5 files changed, 43 insertions, 91 deletions
diff --git a/ctdb/tests/scripts/ctdb_test_functions.bash b/ctdb/tests/scripts/ctdb_test_functions.bash
index 1a7935d9f5..13797dc89f 100644
--- a/ctdb/tests/scripts/ctdb_test_functions.bash
+++ b/ctdb/tests/scripts/ctdb_test_functions.bash
@@ -488,10 +488,11 @@ wait_until_node_has_status ()
     local pnn="$1"
     local status="$2"
     local timeout="${3:-30}"
+    local proxy_pnn="${4:-any}"
 
     echo "Waiting until node $pnn has status \"$status\"..."
 
-    if ! wait_until $timeout onnode any $CTDB_TEST_WRAPPER node_has_status "$pnn" "$status" ; then
+    if ! wait_until $timeout onnode $proxy_pnn $CTDB_TEST_WRAPPER node_has_status "$pnn" "$status" ; then
 	for i in "onnode -q any $CTDB status" "onnode -q any onnode all $CTDB scriptstatus" ; do
 	    echo "$i"
 	    $i || true
@@ -889,47 +890,54 @@ restart_ctdb ()
 	echo -n " (scheduled)"
     fi
     echo "..."
-    
-    local i=0
-    while : ; do
+
+    local i
+    for i in $(seq 1 5) ; do
 	if [ -n "$CTDB_NODES_SOCKETS" ] ; then
 	    daemons_stop
 	    daemons_start "$@"
 	else
 	    onnode -p all $CTDB_TEST_WRAPPER _restart_ctdb "$@"
-	fi && break
+	fi || {
+	    echo "Restart failed.  Trying again in a few seconds..."
+	    sleep_for 5
+	    continue
+	}
 
-	i=$(($i + 1))
-	[ $i -lt 5 ] || break
+	onnode -q 1  $CTDB_TEST_WRAPPER wait_until_healthy || {
+	    echo "Cluster didn't become healthy.  Restarting..."
+	    continue
+	}
 
-	echo "That didn't seem to work - sleeping for a while..."
-	sleep_for 5
-    done
-	
-    onnode -q 1  $CTDB_TEST_WRAPPER wait_until_healthy || return 1
+	local debug_out=$(onnode -p all ctdb status -Y 2>&1; onnode -p all ctdb scriptstatus 2>&1)
 
-    local debug_out=$(onnode -p all ctdb status -Y 2>&1; onnode -p all ctdb scriptstatus 2>&1)
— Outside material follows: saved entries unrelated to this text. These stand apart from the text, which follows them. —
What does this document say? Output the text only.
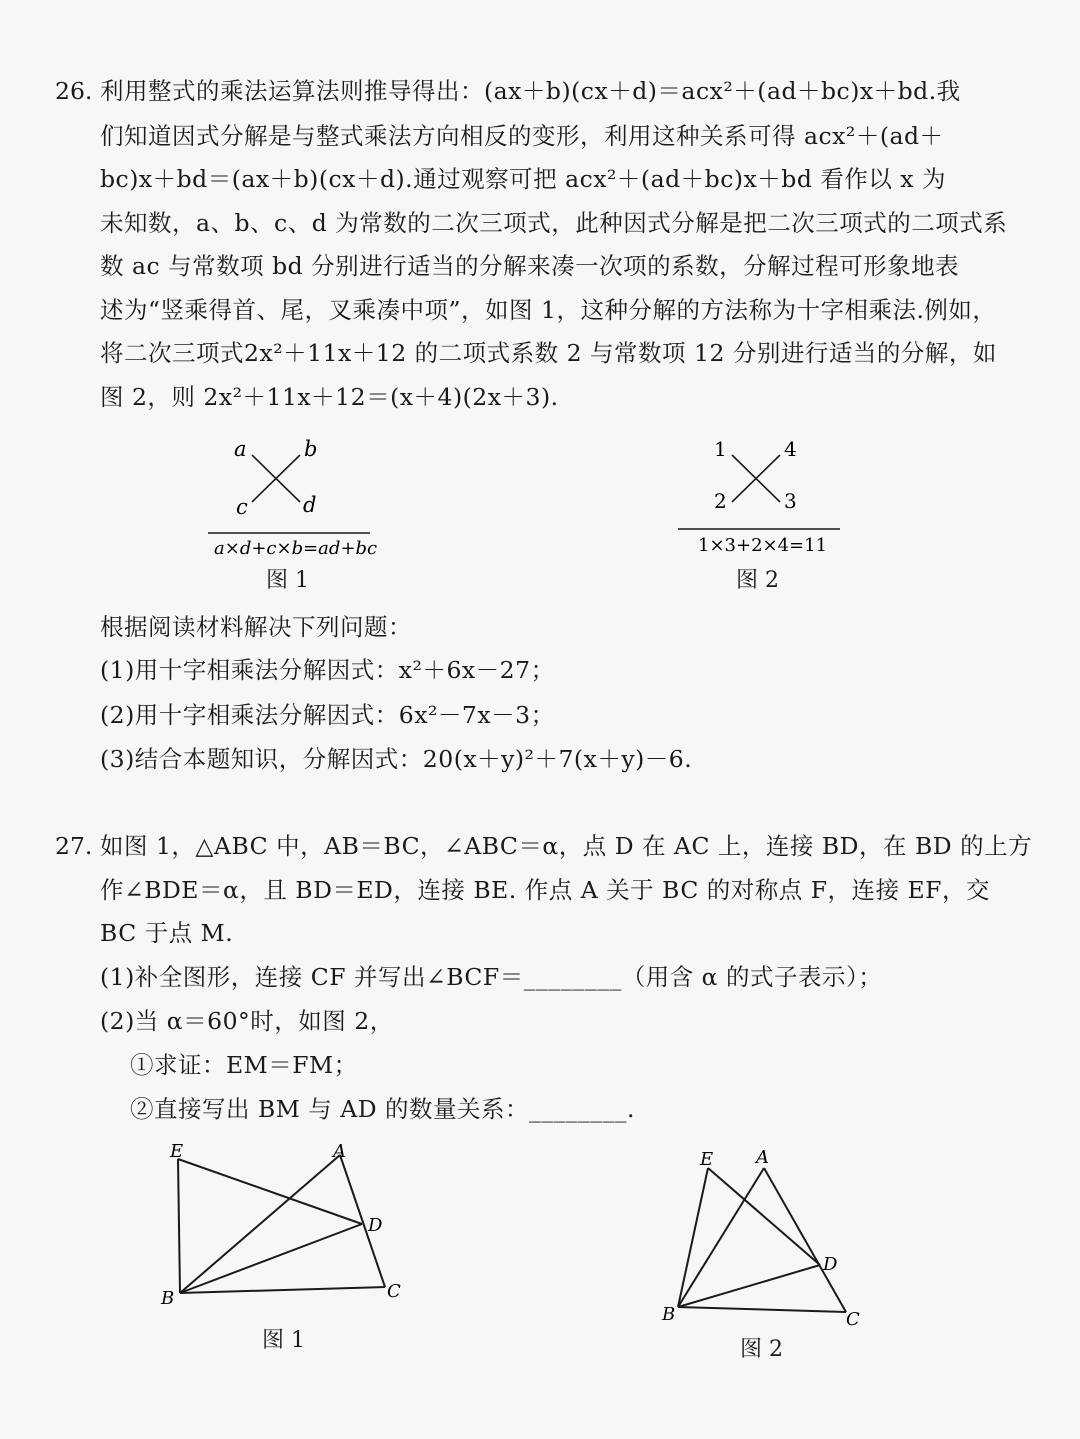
26. 利用整式的乘法运算法则推导得出：(ax＋b)(cx＋d)＝acx²＋(ad＋bc)x＋bd.我
们知道因式分解是与整式乘法方向相反的变形，利用这种关系可得 acx²＋(ad＋
bc)x＋bd＝(ax＋b)(cx＋d).通过观察可把 acx²＋(ad＋bc)x＋bd 看作以 x 为
未知数，a、b、c、d 为常数的二次三项式，此种因式分解是把二次三项式的二项式系
数 ac 与常数项 bd 分别进行适当的分解来凑一次项的系数，分解过程可形象地表
述为“竖乘得首、尾，叉乘凑中项”，如图 1，这种分解的方法称为十字相乘法.例如，
将二次三项式2x²＋11x＋12 的二项式系数 2 与常数项 12 分别进行适当的分解，如
图 2，则 2x²＋11x＋12＝(x＋4)(2x＋3).
a	b
c	d
a×d+c×b=ad+bc
图 1
1	4
2	3
1×3+2×4=11
图 2
根据阅读材料解决下列问题：
(1)用十字相乘法分解因式：x²＋6x－27；
(2)用十字相乘法分解因式：6x²－7x－3；
(3)结合本题知识，分解因式：20(x＋y)²＋7(x＋y)－6.
27. 如图 1，△ABC 中，AB＝BC，∠ABC＝α，点 D 在 AC 上，连接 BD，在 BD 的上方
作∠BDE＝α，且 BD＝ED，连接 BE. 作点 A 关于 BC 的对称点 F，连接 EF，交
BC 于点 M.
(1)补全图形，连接 CF 并写出∠BCF＝________（用含 α 的式子表示）；
(2)当 α＝60°时，如图 2，
①求证：EM＝FM；
②直接写出 BM 与 AD 的数量关系：________.
E	A
D
B	C
图 1
E A
D
B	C
图 2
+	echo "Setting RerecoveryTimeout to 1"
+	onnode -pq all "$CTDB setvar RerecoveryTimeout 1"
 
-    echo "Setting RerecoveryTimeout to 1"
-    onnode -pq all "$CTDB setvar RerecoveryTimeout 1"
+	# In recent versions of CTDB, forcing a recovery like this
+	# blocks until the recovery is complete.  Hopefully this will
+	# help the cluster to stabilise before a subsequent test.
+	echo "Forcing a recovery..."
+	onnode -q 0 $CTDB recover
+	sleep_for 1
+	echo "Forcing a recovery..."
+	onnode -q 0 $CTDB recover
 
-    # In recent versions of CTDB, forcing a recovery like this blocks
-    # until the recovery is complete.  Hopefully this will help the
-    # cluster to stabilise before a subsequent test.
-    echo "Forcing a recovery..."
-    onnode -q 0 $CTDB recover
-    sleep_for 1
-    echo "Forcing a recovery..."
-    onnode -q 0 $CTDB recover
+	# Cluster is still healthy.  Good, we're done!
+	if ! onnode 0 $CTDB_TEST_WRAPPER _cluster_is_healthy ; then
+	    echo "Cluster become UNHEALTHY again.  Restarting..."
+	    continue
+	fi
 
-    echo "ctdb is ready"
+	echo "ctdb is ready"
+	return 0
+    done
 
-    if ! onnode 0 $CTDB_TEST_WRAPPER _cluster_is_healthy ; then
-	echo "OUCH!  Cluster is UNHEALTHY again..."
-	echo "$debug_out"
-	# Try to make the calling test fail
-	status=1
-    fi
+    echo "Cluster UNHEALTHY...  too many attempts..."
+    echo "$debug_out"
+    # Try to make the calling test fail
+    status=1
+    return 1
 }
 
 ctdb_restart_when_done ()
diff --git a/ctdb/tests/simple/01_ctdb_version.sh b/ctdb/tests/simple/01_ctdb_version.sh
index 02cdf6ae70..50401d0ba3 100755
--- a/ctdb/tests/simple/01_ctdb_version.sh
+++ b/ctdb/tests/simple/01_ctdb_version.sh
@@ -38,6 +38,9 @@ if ! try_command_on_node -v 0 "rpm -q ctdb" ; then
     exit 0
 fi
 rpm_ver="${out#ctdb-}"
+# Some version of RPM append the architecture to the version.
+arch=$(uname -m)
+rpm_ver="${rpm_ver%.${arch}}"
 
 try_command_on_node -v 0 "$CTDB version"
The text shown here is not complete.